Le valet Frycollin, lui, ne dissimulait pas son épouvante à se sentir emporté dans l’espace à bord d’une pareille machine, et il ne cherchait point à s’en cacher.

Pendant ce temps, les hélices suspensives tournaient rapidement au-dessus de leurs têtes. Si considérable que fût alors cette vitesse de rotation, elle eût pu être triplée pour le cas où l’Albatros aurait voulu atteindre de plus hautes zones.

Quant aux deux propulseurs, lancés à une allure assez modérée, ils n’imprimaient à l’appareil qu’un déplacement de vingt kilomètres à l’heure.

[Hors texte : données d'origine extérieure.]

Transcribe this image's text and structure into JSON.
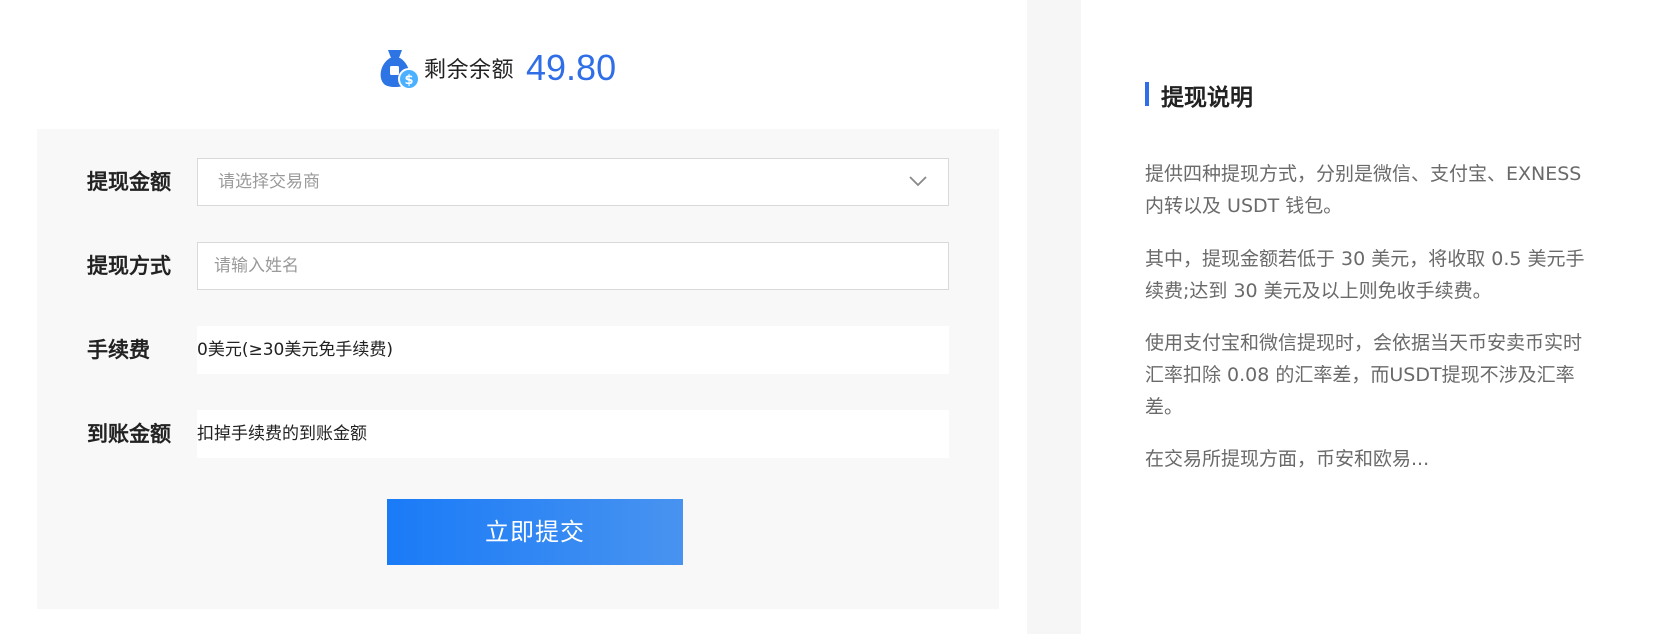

En se penchant en dehors de la plate-forme, les passagers de l’Albatros purent apercevoir un long et sinueux ruban liquide qui serpentait, comme un simple ruisseau, à travers un pays accidenté, au milieu de l’étincellement de quelques lagons obliquement frappés des rayons du soleil. Ce ruisseau, c’était un fleuve, et l’un des plus importants de ce territoire. Sur la rive gauche se dessinait une chaîne montagneuse dont la prolongation allait à perte de vue.

« Et nous direz-vous où nous sommes ? demanda Uncle Prudent d’une voix que la colère faisait trembler.

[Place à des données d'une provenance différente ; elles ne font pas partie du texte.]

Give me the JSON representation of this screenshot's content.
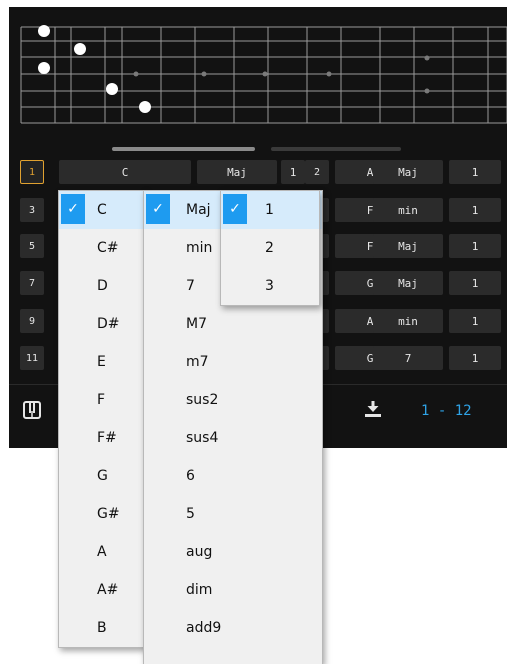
{
  "table": {
    "rows": [
      [
        "1",
        "C",
        "Maj",
        "1",
        "2",
        "A",
        "Maj",
        "1"
      ],
      [
        "3",
        "",
        "",
        "",
        "",
        "F",
        "min",
        "1"
      ],
      [
        "5",
        "",
        "",
        "",
        "",
        "F",
        "Maj",
        "1"
      ],
      [
        "7",
        "",
        "",
        "",
        "",
        "G",
        "Maj",
        "1"
      ],
      [
        "9",
        "",
        "",
        "",
        "",
        "A",
        "min",
        "1"
      ],
      [
        "11",
        "",
        "",
        "",
        "",
        "G",
        "7",
        "1"
      ]
    ]
  },
  "toolbar": {
    "page_range": "1 - 12"
  },
  "root_menu": {
    "items": [
      "C",
      "C#",
      "D",
      "D#",
      "E",
      "F",
      "F#",
      "G",
      "G#",
      "A",
      "A#",
      "B"
    ],
    "checked_index": 0
  },
  "quality_menu": {
    "items": [
      "Maj",
      "min",
      "7",
      "M7",
      "m7",
      "sus2",
      "sus4",
      "6",
      "5",
      "aug",
      "dim",
      "add9"
    ],
    "checked_index": 0
  },
  "voicing_menu": {
    "items": [
      "1",
      "2",
      "3"
    ],
    "checked_index": 0
  },
  "icons": {
    "piano": "piano-icon",
    "download": "download-icon",
    "check": "check-icon"
  },
  "colors": {
    "background": "#121212",
    "cell": "#2b2b2b",
    "selected_border": "#e0a130",
    "accent": "#1e9bf0",
    "page_range": "#2fa3e6"
  }
}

― Je n’ai point à vous l’apprendre, répondit Robur.

― Et nous direz-vous où nous allons ? ajouta Phil Evans.

― À travers l’espace.

― Et cela va durer ?…

― Le temps qu’il faudra.

― S’agit-il donc de faire le tour du monde ? demanda ironiquement Phil Evans.

― Plus que cela, répondit Robur.

― Et si ce voyage ne nous convient pas ?… répliqua Uncle Prudent.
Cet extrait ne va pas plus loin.